Leo Aoi looks like a crazy animal with wild eyes–and no one at his new high school will go near him! he does seem to have a special connection with animals though, which intrigues overzealous animal lover Yuiko Kubozuka. In reality, Leo isn’t as frightening as he appears, but Yuiko find out that he goes berserk whenever he sees blood! Will Yuiko be able to get through to Leo during these violent fits? Or will Leo’s ferocious side eventually devour her?
Beast Master is the first manga series by Kousuke Motomi to be brought over and introduce Western readers to her work. It’s a short, two-volume series that also includes a couple of short stories to fill up the volumes. While it has some engaging characters and humorous moments, the isn’t much meat on the story’s bones.
Leo and Yuiko are almost like mirror images of each other. Leo is the tamer of animals who most humans fear, while Yuiko is a tamer of people who most animals fear. Both have good hearts and mean well toward those they wish to befriend, but alone they can’t seem to get anywhere. It’s when they are together, that they get past the misunderstandings. Leo’s classmates realize that Leo isn’t scary after Yuiko encourages him to help find a lost dog, while Yuiko can get close to animals with Leo’s help. A lot of the humor in this series comes from the misunderstanding between Leo and people, and Yuiko and animals.
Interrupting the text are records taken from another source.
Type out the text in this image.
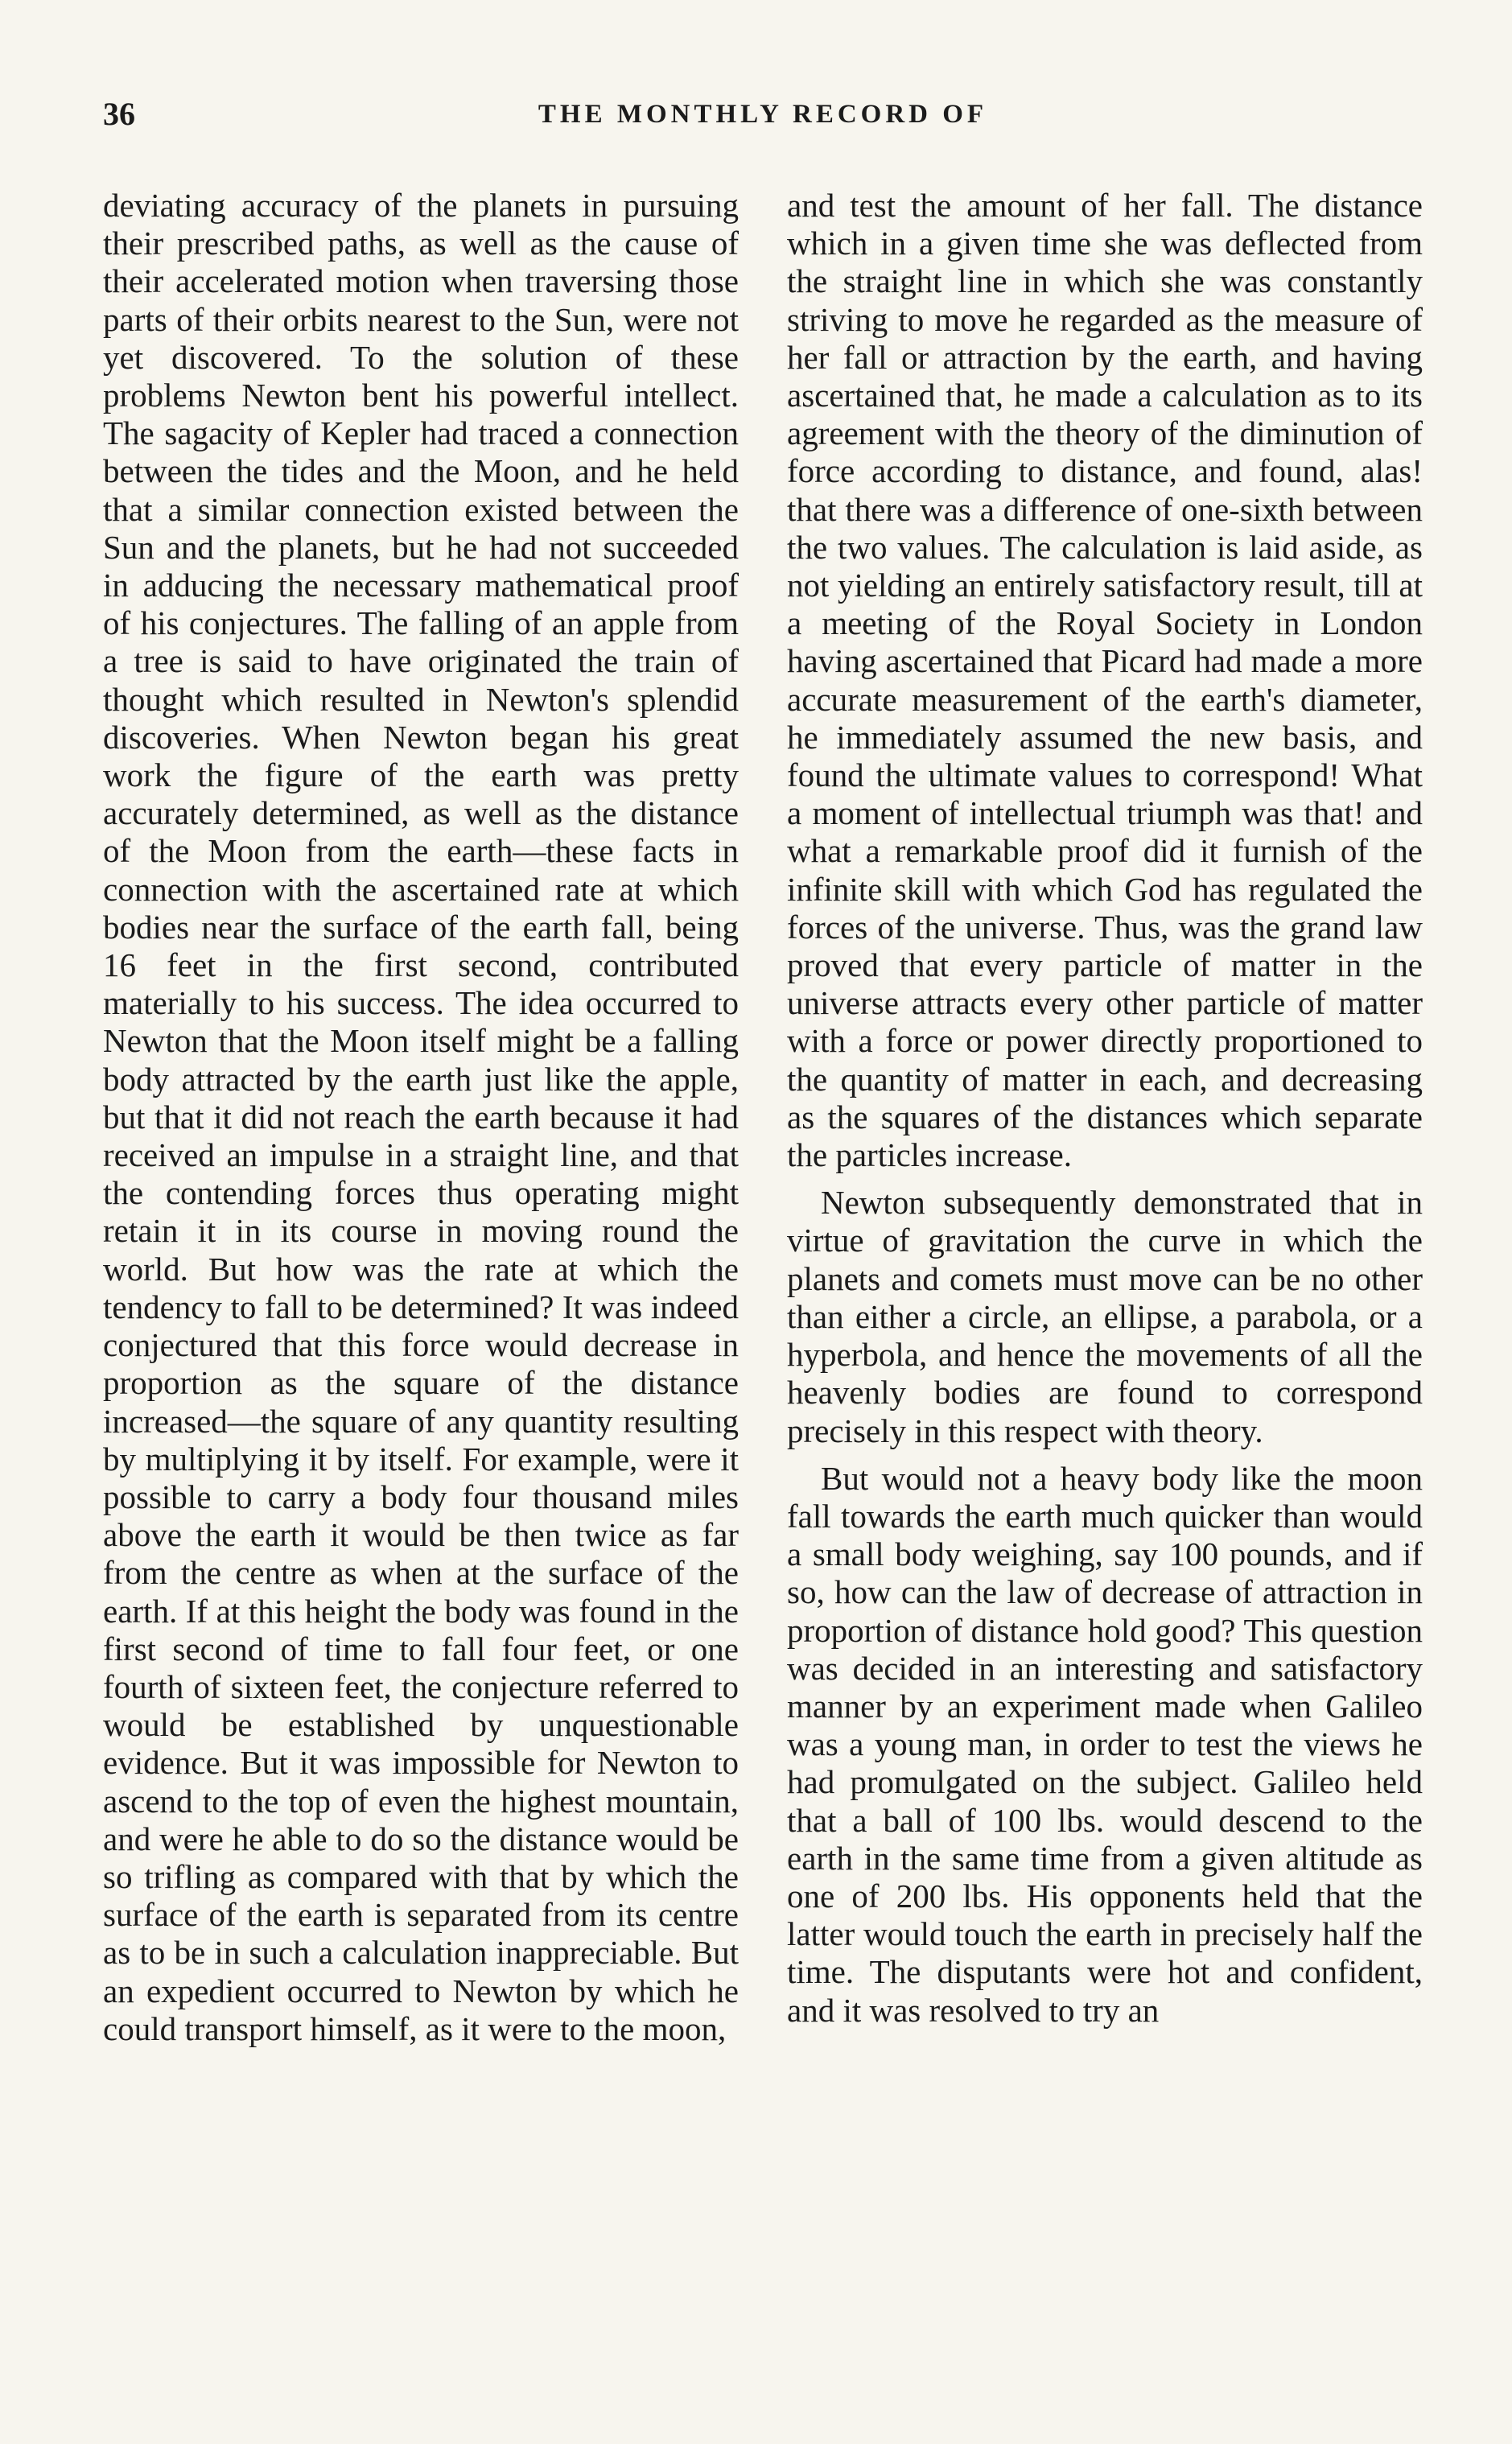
36	THE MONTHLY RECORD OF

deviating accuracy of the planets in pursuing their prescribed paths, as well as the cause of their accelerated motion when traversing those parts of their orbits nearest to the Sun, were not yet discovered. To the solution of these problems Newton bent his powerful intellect. The sagacity of Kepler had traced a connection between the tides and the Moon, and he held that a similar connection existed between the Sun and the planets, but he had not succeeded in adducing the necessary mathematical proof of his conjectures. The falling of an apple from a tree is said to have originated the train of thought which resulted in Newton's splendid discoveries. When Newton began his great work the figure of the earth was pretty accurately determined, as well as the distance of the Moon from the earth—these facts in connection with the ascertained rate at which bodies near the surface of the earth fall, being 16 feet in the first second, contributed materially to his success. The idea occurred to Newton that the Moon itself might be a falling body attracted by the earth just like the apple, but that it did not reach the earth because it had received an impulse in a straight line, and that the contending forces thus operating might retain it in its course in moving round the world. But how was the rate at which the tendency to fall to be determined? It was indeed conjectured that this force would decrease in proportion as the square of the distance increased—the square of any quantity resulting by multiplying it by itself. For example, were it possible to carry a body four thousand miles above the earth it would be then twice as far from the centre as when at the surface of the earth. If at this height the body was found in the first second of time to fall four feet, or one fourth of sixteen feet, the conjecture referred to would be established by unquestionable evidence. But it was impossible for Newton to ascend to the top of even the highest mountain, and were he able to do so the distance would be so trifling as compared with that by which the surface of the earth is separated from its centre as to be in such a calculation inappreciable. But an expedient occurred to Newton by which he could transport himself, as it were to the moon,

and test the amount of her fall. The distance which in a given time she was deflected from the straight line in which she was constantly striving to move he regarded as the measure of her fall or attraction by the earth, and having ascertained that, he made a calculation as to its agreement with the theory of the diminution of force according to distance, and found, alas! that there was a difference of one-sixth between the two values. The calculation is laid aside, as not yielding an entirely satisfactory result, till at a meeting of the Royal Society in London having ascertained that Picard had made a more accurate measurement of the earth's diameter, he immediately assumed the new basis, and found the ultimate values to correspond! What a moment of intellectual triumph was that! and what a remarkable proof did it furnish of the infinite skill with which God has regulated the forces of the universe. Thus, was the grand law proved that every particle of matter in the universe attracts every other particle of matter with a force or power directly proportioned to the quantity of matter in each, and decreasing as the squares of the distances which separate the particles increase.

Newton subsequently demonstrated that in virtue of gravitation the curve in which the planets and comets must move can be no other than either a circle, an ellipse, a parabola, or a hyperbola, and hence the movements of all the heavenly bodies are found to correspond precisely in this respect with theory.

But would not a heavy body like the moon fall towards the earth much quicker than would a small body weighing, say 100 pounds, and if so, how can the law of decrease of attraction in proportion of distance hold good? This question was decided in an interesting and satisfactory manner by an experiment made when Galileo was a young man, in order to test the views he had promulgated on the subject. Galileo held that a ball of 100 lbs. would descend to the earth in the same time from a given altitude as one of 200 lbs. His opponents held that the latter would touch the earth in precisely half the time. The disputants were hot and confident, and it was resolved to try an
Yuiko’s lack of fear of Leo, even when he goes into “beast mode,” is the foundation for their relationship. It does seem like a master-pet relationship at first, as Yuiko tells Leo he’s a “good boy” and pats him on the head like one would praise a dog. It’s also built on Yuiko getting into trouble and needing to be saved. As a rule, I don’t care for the constant “damsel in distress”, but not all of the situations feel contrived. When she decides she wants to help the savage dog, it feels completely in character that she would try and fail.
The series has a few supporting characters, such as Yuiko’s vet father, and Leo’s guardian Toki, but the of the bunch is Boss. He is the leader of local gang who starts out trying to pick a fight with Leo, but ends up being his friend. He looks scary, in a yakuza kind of way, but like Leo, can be sympathetic. He pops occasionally and even adopts the dog Leo saves. He really was my favorite.
There isn’t much to the story. Yuiko usually ends up in trouble, and Leo has to come to her rescue. The element of an inheritance is added in the second volume, but all it does is give a different reason for Yuiko to be in trouble. There really wasn’t much to engage in, and it’s the strength of the characters that really carry it.
There are two short stories, one to end each volume. “Fly” is an early story by Motomi about a girl who wants to be a pilot but is being pressured by her family to be a doctor. “Cactus Summer Surprise” was written while Motomi was working on Beast Master, and is the stronger of the two. It is a fantasy about two high school students, one of which gets body swapped with a soul that was trapped in cactus they get from their school nurse. The soul is that of a Doctor who wants has something to do before she can move on. I really liked both the characters and story. It was mostly funny with some poignant moments near the end. I saw a lot of elements reminiscent of Dengeki Daisy, her series after Beast Master.
Overall, Beast Master is a fun read. The characters are engaging and cute animals abound. The art is good, but does improve over the two volumes, especially in the “Cactus Summer Surprise” short story. If you’re looking for a quick read to kill an afternoon, this is a good option.